The district court concluded that the Prince Series was transformative and thus fair use, going through the 1976 Copyright Act’s four-step test  but relying primarily on the purported change of purpose in the piece: the aesthetic change from a black and white photograph to a colorful silkscreen print transformed Prince from a self-conscious musician to a proud world-renowned rockstar. 

The Second Circuit disagreed, arguing that the district court had forgone the proper objective assessment of purpose and character for a ”subjective evaluation of the underlying artist message.” Underlying the circuit court’s ruling is a concern that an evaluative standard would weaken copyright protection by allowing appropriators of preexisting works to throw out any feasible change in purpose as a fair use justification. The circuit court also stated that judges are ill-suited to engage in artistic evaluation. Ultimately the Second Circuit concluded that a proper transformation under fair use occurs when the secondary work displays more than the user’s artistic style imposed on the original author’s work.

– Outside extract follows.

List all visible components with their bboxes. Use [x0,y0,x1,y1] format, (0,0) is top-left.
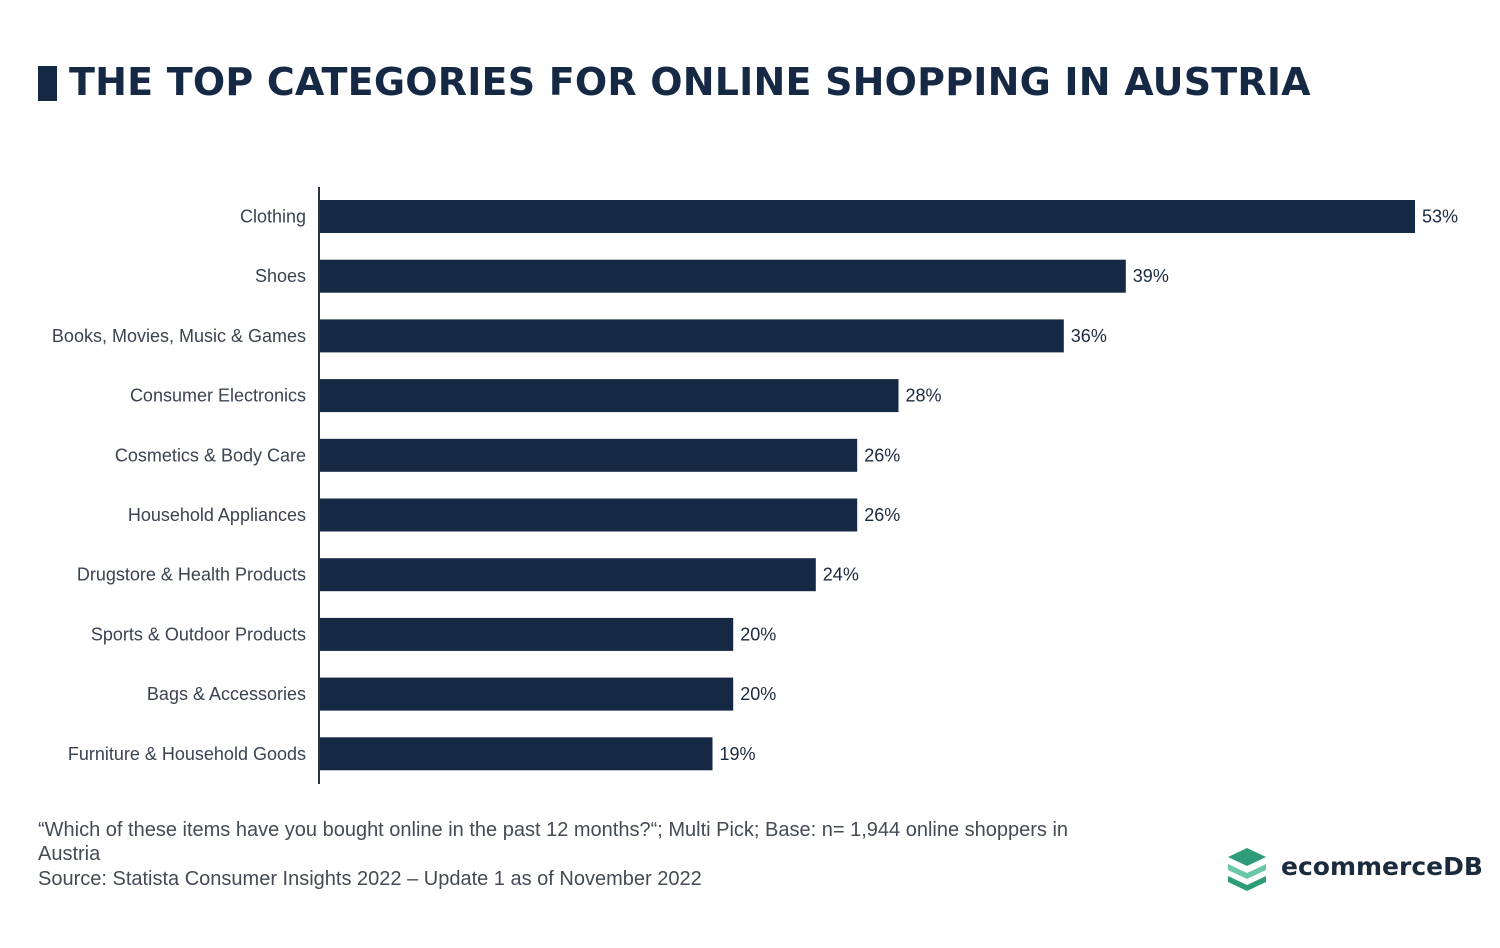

While I understand the Second Circuit’s desire for a more consistent transformativeness standard, I am skeptical this ruling will create the clarity the court seeks. Art is an innately subjective form of human expression; the experience and reaction of one spectator to a given artwork will regularly be different from that of another spectator. The Second Circuit even admits as much, dismissing that the purpose of work can be pinpointed based on the intent of the author or the opinion of a critic. So why are we kidding ourselves that there is one objective assessment of art? Labeling an inquiry into something as subjective as the purpose and character of art does not suddenly ensure the inquiry is objective. 

The Second Circuit would have better served both doctrinal clarity and the promotion of the arts by leaving in place the transformativeness standard it expressed in its last major appropriation art case, Cariou v. Prince , 714 F.3d 694 (2d Cir. 2013). In that case, the Second Circuit asserted that the critical question of transformativeness is how the work “may reasonably be perceived.” This reasonable observer standard is subjective but restrained: it affords the understanding that there are multiple reasonable interpretations of art while also excluding abuse of fair use with fringe explanations. Had the Second Circuit stuck with this standard, Andy Warhol’s Prince Series and its palpable celebration of Prince as a larger-than-life figure would have been protected under fair use. 

The good news for appropriation artists is that the Andy  Warhol Foundation  case has been appealed to the Supreme Court , with the Warhol Foundation arguing that the Second Circuit’s judgment disregarded the Court’s decision in Google LLC v. Oracle Am. , Inc. , 141 S. Ct. 1183 (2021). For now, however, appropriation artists will likely need to think twice about the magnitude of alterations they are making to original works.